Saya merasa sedikit geli sekaligus takjub. Iya juga, ya? Alangkah sederhananya. Namun saya yakin dengan cara ini anak-anak pasti cepat menyerap apa yang mereka pelajari.
Partner bilang, jaman dahulu Aristoteles menerangkan konsep hitungan kepada muridnya dengan menggunakan kerikil, karena itu yang ada. Dan jika cara itu sudah bagus kenapa harus diubah?
Ada lagi, bagaimana menerangkan bilangan komutatif?
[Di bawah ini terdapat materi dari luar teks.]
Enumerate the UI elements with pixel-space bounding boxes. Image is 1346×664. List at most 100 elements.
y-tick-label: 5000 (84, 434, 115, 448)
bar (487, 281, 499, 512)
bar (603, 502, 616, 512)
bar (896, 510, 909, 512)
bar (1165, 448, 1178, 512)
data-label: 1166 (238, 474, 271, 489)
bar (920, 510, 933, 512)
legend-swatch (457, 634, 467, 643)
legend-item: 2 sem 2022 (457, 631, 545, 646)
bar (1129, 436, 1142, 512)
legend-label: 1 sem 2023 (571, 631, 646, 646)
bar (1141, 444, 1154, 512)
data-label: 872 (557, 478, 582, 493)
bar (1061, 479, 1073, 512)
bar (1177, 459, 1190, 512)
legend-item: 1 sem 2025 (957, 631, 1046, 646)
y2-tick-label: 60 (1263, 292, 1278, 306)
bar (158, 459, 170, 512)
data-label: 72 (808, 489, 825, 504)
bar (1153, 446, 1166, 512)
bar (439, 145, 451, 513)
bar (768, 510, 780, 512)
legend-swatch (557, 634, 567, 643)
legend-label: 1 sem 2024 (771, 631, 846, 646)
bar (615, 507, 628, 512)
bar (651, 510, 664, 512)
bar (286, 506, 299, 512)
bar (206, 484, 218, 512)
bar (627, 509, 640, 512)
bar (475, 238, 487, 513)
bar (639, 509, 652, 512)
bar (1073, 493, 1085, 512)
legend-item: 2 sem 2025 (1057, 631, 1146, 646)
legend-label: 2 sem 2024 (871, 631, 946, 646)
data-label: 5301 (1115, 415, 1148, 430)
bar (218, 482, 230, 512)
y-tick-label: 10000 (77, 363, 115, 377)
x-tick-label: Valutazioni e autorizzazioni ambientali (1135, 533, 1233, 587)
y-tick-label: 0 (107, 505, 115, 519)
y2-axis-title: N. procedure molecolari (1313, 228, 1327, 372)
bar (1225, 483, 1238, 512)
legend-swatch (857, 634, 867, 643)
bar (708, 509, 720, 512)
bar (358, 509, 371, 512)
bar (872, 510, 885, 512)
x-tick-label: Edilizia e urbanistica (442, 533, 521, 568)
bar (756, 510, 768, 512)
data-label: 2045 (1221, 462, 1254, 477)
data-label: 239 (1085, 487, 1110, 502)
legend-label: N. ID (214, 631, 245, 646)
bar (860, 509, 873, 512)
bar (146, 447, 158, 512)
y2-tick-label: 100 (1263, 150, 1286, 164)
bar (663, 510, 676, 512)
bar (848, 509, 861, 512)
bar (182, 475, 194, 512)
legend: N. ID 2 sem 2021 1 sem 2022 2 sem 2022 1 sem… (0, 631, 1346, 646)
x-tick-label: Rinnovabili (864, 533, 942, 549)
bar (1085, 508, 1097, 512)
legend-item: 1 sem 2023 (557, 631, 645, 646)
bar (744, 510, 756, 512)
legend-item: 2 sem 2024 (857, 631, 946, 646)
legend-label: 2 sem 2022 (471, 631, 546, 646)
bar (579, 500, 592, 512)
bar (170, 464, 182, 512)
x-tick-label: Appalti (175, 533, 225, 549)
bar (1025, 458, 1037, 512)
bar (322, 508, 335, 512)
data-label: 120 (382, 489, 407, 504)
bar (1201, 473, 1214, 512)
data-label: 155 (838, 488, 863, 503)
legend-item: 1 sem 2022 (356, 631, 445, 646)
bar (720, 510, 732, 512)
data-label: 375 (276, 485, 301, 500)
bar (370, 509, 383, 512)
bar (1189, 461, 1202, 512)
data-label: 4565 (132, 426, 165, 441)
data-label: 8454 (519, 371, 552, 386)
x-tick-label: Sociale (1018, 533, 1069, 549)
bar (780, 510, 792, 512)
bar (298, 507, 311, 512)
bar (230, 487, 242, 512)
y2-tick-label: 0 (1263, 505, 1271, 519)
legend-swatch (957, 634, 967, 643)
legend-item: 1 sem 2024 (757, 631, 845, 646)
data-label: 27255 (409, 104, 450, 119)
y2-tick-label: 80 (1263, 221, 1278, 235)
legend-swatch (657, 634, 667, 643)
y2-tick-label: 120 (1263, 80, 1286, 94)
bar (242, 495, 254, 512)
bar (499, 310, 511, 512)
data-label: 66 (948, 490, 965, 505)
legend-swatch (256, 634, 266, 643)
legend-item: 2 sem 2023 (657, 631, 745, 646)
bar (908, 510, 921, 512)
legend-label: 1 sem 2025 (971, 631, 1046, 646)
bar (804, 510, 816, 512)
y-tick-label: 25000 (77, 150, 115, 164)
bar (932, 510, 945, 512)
Partner menggambarkan seperti ini:
tanda panah merah menyatakan jika dibaca dalam format horisontal.
Ketika kerikil itu dijabarkan dalam bilangan maka tampak di gambar kerikil pertama terbaca 2,4,6 dan gambar kerikil di dua terbaca 3,6. Ternyata ketemu hasil yang sama, yaitu 6.
(Bilangan komutatif artinya kita bisa menukar angka dan jawabannya tetap sama)
Iseng saya bertanya, kenapa dia tidak mencoba menulis buku pelajaran? Jawabnya, “kalau aku yang bikin, bukunya pasti tipis :)”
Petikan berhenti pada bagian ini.